Outros porém, apesar de
conseguirem derrubar o déspota, parece que perderam o rumo ao longo da
revolução, como o próprio salienta, «(…)
derrubar uma ditadura é uma coisa – um drama que dura algumas semanas –
enquanto a transição para uma democracia consolidada é outra. Aqui, é
necessário um processo moroso e o seu sucesso (…) depende de condições prévias
importantes».
Sholmo Avineri, menciona quatro
estados que tendem a não encaminhar-se rumo à democracia, são eles, Egipto,
Líbia, Iémen e quiçá a Síria se porventura Bashar al-Assad cair do poder.
Relativamente ao caso do Egipto, mais aprofundado pelo autor, os militares e a
Irmandade Muçulmana muito provavelmente irão partilhar o poder. Uns (militares)

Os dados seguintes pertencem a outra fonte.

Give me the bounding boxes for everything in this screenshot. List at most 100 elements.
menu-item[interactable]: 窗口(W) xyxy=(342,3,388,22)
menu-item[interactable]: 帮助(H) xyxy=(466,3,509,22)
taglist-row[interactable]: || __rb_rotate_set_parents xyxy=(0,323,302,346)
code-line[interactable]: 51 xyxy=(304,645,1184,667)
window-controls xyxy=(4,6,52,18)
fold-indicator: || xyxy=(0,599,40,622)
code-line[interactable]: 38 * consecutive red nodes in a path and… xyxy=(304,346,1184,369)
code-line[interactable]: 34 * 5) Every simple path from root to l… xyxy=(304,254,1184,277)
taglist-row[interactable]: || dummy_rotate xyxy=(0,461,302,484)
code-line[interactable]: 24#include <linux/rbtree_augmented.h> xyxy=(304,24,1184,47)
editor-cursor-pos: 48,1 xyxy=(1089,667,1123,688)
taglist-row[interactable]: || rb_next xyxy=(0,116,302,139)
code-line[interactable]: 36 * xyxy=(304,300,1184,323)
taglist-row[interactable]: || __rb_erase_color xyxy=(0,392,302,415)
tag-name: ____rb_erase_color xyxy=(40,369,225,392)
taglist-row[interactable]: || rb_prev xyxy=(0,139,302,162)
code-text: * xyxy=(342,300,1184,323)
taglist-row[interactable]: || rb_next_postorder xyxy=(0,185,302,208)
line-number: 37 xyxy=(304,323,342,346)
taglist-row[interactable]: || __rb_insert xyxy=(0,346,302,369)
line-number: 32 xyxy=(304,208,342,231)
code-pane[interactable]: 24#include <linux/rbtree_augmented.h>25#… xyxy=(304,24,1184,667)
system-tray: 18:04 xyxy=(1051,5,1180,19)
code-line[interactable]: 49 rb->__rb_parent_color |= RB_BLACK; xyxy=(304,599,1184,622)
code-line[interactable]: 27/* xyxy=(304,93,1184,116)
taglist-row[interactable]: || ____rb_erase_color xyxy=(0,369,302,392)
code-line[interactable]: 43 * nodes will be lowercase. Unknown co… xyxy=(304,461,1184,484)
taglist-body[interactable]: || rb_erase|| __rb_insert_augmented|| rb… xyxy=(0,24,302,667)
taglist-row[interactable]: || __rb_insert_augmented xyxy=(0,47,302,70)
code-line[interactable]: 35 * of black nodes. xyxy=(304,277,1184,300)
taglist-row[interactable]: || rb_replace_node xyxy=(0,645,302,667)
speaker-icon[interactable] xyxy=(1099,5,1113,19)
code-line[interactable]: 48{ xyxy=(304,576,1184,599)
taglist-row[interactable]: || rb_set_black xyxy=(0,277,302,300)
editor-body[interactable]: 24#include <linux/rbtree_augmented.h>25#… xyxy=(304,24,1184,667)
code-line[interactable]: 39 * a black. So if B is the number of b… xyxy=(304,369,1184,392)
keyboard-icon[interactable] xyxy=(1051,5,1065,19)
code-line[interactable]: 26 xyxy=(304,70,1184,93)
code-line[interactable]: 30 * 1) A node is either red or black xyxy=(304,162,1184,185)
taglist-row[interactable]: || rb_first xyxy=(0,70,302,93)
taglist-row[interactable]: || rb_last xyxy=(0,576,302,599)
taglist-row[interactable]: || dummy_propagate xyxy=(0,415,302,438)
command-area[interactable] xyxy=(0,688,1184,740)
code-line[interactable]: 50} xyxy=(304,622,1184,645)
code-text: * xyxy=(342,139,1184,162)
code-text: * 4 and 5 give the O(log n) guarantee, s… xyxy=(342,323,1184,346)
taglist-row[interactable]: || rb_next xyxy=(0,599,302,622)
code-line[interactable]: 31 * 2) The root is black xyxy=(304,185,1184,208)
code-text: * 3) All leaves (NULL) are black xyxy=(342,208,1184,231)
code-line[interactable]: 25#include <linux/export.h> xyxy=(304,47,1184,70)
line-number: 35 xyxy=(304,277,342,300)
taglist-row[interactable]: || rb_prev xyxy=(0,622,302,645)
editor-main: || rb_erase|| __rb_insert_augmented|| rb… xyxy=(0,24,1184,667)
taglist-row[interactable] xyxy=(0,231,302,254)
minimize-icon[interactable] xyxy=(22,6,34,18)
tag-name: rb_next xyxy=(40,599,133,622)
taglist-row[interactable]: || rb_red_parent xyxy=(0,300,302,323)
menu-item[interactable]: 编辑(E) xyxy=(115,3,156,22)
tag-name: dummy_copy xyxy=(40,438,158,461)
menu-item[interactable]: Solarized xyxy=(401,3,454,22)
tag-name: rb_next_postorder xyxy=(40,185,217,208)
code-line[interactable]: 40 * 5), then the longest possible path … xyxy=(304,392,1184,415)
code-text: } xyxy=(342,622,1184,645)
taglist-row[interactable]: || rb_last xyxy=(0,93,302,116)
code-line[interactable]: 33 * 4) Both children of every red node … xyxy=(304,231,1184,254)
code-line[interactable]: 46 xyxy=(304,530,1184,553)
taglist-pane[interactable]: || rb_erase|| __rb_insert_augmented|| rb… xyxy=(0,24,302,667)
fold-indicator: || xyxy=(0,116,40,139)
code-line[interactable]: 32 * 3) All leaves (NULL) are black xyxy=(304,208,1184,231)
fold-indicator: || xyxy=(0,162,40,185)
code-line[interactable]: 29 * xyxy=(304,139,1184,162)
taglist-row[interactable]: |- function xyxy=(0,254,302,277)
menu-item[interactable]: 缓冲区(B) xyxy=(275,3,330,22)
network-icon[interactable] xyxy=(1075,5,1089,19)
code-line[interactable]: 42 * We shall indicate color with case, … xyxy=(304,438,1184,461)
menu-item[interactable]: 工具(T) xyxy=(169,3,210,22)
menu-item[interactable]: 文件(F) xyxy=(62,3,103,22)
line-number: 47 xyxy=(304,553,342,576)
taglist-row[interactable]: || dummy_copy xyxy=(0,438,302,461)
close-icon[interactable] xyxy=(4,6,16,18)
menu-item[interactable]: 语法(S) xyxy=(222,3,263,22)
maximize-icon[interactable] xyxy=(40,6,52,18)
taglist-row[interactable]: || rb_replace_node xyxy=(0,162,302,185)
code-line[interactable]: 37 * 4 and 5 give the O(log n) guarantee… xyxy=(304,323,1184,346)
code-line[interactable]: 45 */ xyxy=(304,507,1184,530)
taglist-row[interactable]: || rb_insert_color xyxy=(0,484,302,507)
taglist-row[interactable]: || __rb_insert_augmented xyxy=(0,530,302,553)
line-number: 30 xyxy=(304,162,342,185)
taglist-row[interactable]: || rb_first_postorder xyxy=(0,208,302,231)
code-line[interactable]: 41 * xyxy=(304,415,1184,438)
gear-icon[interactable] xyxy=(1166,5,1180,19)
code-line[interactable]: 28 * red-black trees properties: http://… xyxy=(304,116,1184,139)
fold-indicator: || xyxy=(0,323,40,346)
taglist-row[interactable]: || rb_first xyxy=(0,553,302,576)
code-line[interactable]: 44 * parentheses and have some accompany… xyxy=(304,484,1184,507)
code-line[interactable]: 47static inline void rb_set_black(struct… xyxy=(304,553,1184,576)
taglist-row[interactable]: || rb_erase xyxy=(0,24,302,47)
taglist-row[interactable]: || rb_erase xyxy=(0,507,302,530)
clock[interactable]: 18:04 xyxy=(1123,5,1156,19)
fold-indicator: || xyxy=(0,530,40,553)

porque há muito que se encontram no poder e não pretendem ficar sem as regalias
que o mesmo proporcionou, e os outros (Irmandade Muçulmana) porque foram os
grandes vencedores das eleições legislativas realizadas no país. Para Shlomo
Avineri muito dificilmente o Egipto caminhará para a democracia, uma vez que a
Irmandade Muçulmana detém uma visão de democracia maioritária e não liberal,
como o próprio evidencia. O facto de terem ganho a eleição só contribuirá para
governar de acordo com a sua visão, alheando-se da restante realidade como os
direitos das minorias e afins. Alaa Al-Din Arafat, em “Hosni Mubarak and the future of democracy in Egypt”, vem ao
encontro da tese defendida por Avineri. A dada altura é referido, «(…) the former Supreme Guide Mostafa Mashur
said, “We accept the concept of pluralism for the time being; however, when we
will have the Islamic rule we might then reject this concept or accept it.” The
pragmatic conclusion is that MB [Muslim Brotherhood] will use the democratic system to achieve power, and then they will
jettison it» (Arafat.2011:177).
Avineri salienta ainda para a
possibilidade de desagregação, pois em determinados estados não existe unidade
nacional. Vejamos o caso da Líbia, onde a região de Cirenaica, a 6 de Março,
proclamou a criação de um Estado semi-autónomo. A mesma terá a sua capital,
parlamento, tribunais mas ainda assim continuará a fazer parte da Líbia,
mantendo a bandeira e o hino. Não se trata de uma separação mas de uma
independência administrativa, menciona um comandante de milícia, Fadl-Allah
Haroun. O CNT, no poder desde o derrube do regime de Khaddafi, afirmaria tratar-se
de uma conspiração estimulada por alguns estados árabes. Relembro que Cirenaica
é uma das regiões mais ricas da Líbia.
Por fim, Sholmo Avineri novamente
numa analogia com a URSS exprime que «(…)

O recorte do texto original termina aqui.